Until now, genetic medicine faced a logistical barrier: there are over 8,000 known genetic diseases affecting hundreds of millions of people, but developing a specific drug for each of the over 200,000 possible mutations is nearly impossible. However, a new study published in the journal Nature could change the game.
A team led by the laboratory of David R. Liu has developed a strategy called PERT (Prime Editing-mediated Readthrough of premature Termination codons), an "agnostic" technique that does not need to be custom-designed for each disease but serves to treat a vast variety of them with a single chemical composition.
The problem: a premature "Stop" signal
To understand this breakthrough, one must visualize DNA as a set of instructions for making proteins. Approximately 24% of genetic diseases are due to what scientists call "nonsense mutations".
Imagine reading a sentence and suddenly encountering a period in the middle of it... The sentence loses its meaning. That is exactly what happens in these diseases: a mutation introduces a premature "stop signal" (premature termination codon). The cell's machinery stops reading the instructions halfway, and the resulting protein remains incomplete and nonfunctional.
The solution: change the driver, not the road
Most current gene therapies attempt to erase that erroneous period in the patient's DNA. The issue is that a specific "eraser" must be designed for each patient. The PERT strategy is different. Instead of fixing the broken gene (the road), scientists have modified the vehicle that reads the instructions: transfer RNA (tRNA).
tRNAs are responsible for transporting the building blocks (amino acids) to construct proteins. Liu's team used the Prime Editing technique to permanently modify one of the cell's tRNAs, turning it into a "suppressor tRNA".
This modified tRNA acts as an expert driver that, upon seeing the erroneous stop signal, ignores it, places the missing building block, and allows the protein construction to continue to completion. The revolutionary aspect is that a single type of editing can work for any disease caused by that type of stop signal, regardless of the affected gene.
Promising results in mice and human cells
The researchers tested this technique on human cells with mutations responsible for severe diseases like Batten disease, Tay-Sachs disease, and cystic fibrosis. In all cases, the treatment successfully restored the production of complete and functional proteins.
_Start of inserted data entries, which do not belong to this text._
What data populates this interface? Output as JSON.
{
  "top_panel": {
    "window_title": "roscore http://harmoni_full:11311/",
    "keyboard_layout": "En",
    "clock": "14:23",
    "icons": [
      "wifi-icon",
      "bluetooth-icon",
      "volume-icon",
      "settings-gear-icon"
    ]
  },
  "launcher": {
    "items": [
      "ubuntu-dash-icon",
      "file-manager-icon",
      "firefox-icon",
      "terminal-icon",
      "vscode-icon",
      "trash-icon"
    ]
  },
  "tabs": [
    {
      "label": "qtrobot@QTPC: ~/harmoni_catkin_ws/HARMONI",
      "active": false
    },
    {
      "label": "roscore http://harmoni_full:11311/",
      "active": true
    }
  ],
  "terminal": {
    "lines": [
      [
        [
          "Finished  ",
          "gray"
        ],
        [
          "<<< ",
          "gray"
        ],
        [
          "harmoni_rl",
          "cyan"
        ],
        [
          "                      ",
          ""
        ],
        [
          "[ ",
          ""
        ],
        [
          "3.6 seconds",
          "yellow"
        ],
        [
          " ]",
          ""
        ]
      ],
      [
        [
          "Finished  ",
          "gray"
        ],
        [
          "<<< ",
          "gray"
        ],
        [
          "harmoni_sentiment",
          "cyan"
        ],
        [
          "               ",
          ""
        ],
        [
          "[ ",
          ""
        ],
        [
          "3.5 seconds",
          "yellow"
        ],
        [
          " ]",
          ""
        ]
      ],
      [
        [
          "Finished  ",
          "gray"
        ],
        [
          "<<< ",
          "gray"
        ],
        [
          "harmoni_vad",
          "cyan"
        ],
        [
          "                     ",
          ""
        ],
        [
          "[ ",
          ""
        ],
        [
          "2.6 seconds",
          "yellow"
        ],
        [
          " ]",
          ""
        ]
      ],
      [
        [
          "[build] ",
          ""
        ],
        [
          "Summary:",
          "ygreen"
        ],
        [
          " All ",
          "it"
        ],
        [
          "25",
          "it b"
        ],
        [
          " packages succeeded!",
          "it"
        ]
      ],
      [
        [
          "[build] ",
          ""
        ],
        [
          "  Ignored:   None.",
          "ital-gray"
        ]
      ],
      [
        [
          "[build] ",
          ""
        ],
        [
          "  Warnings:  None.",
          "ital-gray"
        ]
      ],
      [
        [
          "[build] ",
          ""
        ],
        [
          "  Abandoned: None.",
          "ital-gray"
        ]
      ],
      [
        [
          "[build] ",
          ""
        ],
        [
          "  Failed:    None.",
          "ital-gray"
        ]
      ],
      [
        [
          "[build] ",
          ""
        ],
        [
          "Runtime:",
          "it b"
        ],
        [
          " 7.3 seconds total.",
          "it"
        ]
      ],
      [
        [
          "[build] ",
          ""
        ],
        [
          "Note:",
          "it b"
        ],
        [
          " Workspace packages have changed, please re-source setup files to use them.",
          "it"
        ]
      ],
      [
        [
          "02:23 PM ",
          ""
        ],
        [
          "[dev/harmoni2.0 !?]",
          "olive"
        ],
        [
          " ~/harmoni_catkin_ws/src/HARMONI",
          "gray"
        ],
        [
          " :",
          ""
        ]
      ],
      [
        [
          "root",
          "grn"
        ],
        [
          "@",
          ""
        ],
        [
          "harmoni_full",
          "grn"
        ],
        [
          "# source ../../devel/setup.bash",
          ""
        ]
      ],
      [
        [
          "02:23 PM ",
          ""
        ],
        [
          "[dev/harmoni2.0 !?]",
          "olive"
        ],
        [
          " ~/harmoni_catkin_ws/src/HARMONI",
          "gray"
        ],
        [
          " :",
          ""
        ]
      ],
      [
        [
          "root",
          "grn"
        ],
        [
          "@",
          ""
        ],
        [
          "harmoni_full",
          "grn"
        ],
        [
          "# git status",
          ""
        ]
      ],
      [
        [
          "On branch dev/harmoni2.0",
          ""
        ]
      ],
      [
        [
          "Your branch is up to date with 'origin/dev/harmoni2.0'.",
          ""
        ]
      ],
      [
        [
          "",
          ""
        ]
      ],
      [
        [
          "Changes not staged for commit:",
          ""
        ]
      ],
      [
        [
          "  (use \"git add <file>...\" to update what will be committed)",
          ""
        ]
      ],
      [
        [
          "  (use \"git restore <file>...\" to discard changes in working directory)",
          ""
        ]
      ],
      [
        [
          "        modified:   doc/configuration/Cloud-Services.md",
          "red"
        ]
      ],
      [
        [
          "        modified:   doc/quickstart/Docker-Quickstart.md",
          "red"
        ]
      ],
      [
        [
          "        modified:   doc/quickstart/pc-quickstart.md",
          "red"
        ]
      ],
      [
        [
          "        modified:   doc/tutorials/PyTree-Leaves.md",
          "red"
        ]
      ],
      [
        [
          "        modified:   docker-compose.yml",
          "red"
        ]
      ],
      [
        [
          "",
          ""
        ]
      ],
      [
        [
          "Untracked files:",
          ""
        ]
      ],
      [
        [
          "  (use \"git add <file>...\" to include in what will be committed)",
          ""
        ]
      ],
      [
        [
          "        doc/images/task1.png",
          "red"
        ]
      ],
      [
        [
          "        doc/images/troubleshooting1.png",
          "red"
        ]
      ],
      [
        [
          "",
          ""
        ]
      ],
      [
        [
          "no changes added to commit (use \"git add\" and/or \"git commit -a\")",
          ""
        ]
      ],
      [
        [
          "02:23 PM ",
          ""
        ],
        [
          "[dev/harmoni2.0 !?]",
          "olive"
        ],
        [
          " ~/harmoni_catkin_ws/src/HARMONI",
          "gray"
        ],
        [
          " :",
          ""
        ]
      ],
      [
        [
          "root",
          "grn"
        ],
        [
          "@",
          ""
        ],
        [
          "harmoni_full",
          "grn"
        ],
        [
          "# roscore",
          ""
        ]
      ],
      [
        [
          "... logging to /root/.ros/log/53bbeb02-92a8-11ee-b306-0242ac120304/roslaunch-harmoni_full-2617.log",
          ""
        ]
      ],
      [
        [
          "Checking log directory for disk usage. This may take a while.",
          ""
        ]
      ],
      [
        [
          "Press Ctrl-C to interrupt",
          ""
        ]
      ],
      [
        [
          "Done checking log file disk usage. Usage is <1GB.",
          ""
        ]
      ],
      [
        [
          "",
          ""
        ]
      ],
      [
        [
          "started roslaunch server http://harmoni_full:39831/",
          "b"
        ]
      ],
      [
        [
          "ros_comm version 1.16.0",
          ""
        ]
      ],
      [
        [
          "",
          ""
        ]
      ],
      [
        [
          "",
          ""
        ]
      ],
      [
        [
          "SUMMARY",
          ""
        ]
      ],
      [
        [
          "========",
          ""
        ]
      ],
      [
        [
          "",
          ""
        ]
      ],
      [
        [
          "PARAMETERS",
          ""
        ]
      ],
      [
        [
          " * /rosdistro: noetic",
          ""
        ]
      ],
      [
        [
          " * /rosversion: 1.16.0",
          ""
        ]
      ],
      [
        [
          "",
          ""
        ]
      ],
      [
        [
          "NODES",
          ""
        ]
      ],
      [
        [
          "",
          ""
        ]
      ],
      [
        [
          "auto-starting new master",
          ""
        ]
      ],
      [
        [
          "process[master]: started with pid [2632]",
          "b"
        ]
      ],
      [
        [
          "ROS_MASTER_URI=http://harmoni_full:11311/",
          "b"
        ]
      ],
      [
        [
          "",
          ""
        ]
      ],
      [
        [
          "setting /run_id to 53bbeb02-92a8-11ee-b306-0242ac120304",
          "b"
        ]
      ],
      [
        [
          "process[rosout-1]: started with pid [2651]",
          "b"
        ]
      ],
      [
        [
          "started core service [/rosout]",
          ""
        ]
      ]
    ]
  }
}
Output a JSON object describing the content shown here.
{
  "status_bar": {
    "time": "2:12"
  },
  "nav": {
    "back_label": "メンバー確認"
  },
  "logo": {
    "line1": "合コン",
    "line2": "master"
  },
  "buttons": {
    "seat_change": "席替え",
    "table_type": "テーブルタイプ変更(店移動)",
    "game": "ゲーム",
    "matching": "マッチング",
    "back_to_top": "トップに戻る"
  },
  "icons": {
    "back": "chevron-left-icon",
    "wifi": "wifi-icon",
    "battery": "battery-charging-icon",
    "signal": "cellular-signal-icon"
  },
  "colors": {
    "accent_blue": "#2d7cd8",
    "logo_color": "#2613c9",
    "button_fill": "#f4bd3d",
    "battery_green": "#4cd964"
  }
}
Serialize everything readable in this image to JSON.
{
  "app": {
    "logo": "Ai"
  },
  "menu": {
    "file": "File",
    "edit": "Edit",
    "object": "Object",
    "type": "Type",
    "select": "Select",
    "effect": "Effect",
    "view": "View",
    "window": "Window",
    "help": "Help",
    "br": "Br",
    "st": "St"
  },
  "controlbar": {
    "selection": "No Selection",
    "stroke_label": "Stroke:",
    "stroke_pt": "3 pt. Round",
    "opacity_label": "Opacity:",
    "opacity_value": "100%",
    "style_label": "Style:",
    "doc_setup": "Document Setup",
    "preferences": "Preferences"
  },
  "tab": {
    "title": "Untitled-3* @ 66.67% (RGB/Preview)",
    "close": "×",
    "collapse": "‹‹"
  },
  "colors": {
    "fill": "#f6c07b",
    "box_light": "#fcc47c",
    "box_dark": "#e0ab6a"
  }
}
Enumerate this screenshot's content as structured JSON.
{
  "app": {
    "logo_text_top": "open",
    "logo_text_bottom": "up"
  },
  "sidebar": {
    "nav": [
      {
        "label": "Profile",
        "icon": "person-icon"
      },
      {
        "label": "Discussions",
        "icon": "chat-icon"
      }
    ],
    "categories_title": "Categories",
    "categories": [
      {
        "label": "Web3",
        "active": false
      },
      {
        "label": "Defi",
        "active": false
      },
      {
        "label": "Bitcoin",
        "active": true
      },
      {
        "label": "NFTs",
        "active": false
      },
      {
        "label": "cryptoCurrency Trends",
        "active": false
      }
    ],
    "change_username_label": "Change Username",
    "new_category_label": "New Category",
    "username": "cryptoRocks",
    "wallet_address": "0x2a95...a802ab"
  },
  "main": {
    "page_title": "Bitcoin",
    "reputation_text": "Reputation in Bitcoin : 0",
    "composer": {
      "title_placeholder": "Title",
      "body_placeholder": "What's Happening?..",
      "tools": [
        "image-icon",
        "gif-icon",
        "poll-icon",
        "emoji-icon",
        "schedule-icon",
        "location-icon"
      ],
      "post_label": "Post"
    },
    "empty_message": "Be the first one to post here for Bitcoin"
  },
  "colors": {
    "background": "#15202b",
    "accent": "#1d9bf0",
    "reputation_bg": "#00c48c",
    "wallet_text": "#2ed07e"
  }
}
The most significant step was taken in animal trials. They used mice with Hurler syndrome, a disease that prevents the breakdown of certain sugars, causing severe damage to organs and the brain. After a single injection of the PERT therapy, the mice regained enzymatic activity, and most remarkably, they were cured of the pathology: the harmful accumulation of substances in the liver, heart, and brain almost completely disappeared.
Is it safe to ignore stop signals?
One of the major concerns was whether these "rebellious drivers" (suppressor tRNAs) would also skip real stop signals marking the natural end of proteins, which could be toxic.
The study demonstrates that the technique is surprisingly safe. Natural stop signals have a different "context" that protects them, so the treatment did not affect the normal termination of healthy proteins or alter the overall cell function. Additionally, by editing a cell's own gene instead of injecting foreign copies, long-term toxicity issues are avoided.
A future with fewer drugs, but more cures
This breakthrough opens the door to treating entire groups of patients with a single drug. As the authors explain, diseases like Duchenne muscular dystrophy, cystic fibrosis, or phenylketonuria could benefit from the same genetic "master key".
"The breadth of the global crisis of genetic diseases demands new approaches," write the researchers. With PERT, science takes a giant step towards a medicine that is not only precise but also scalable to reach millions of people.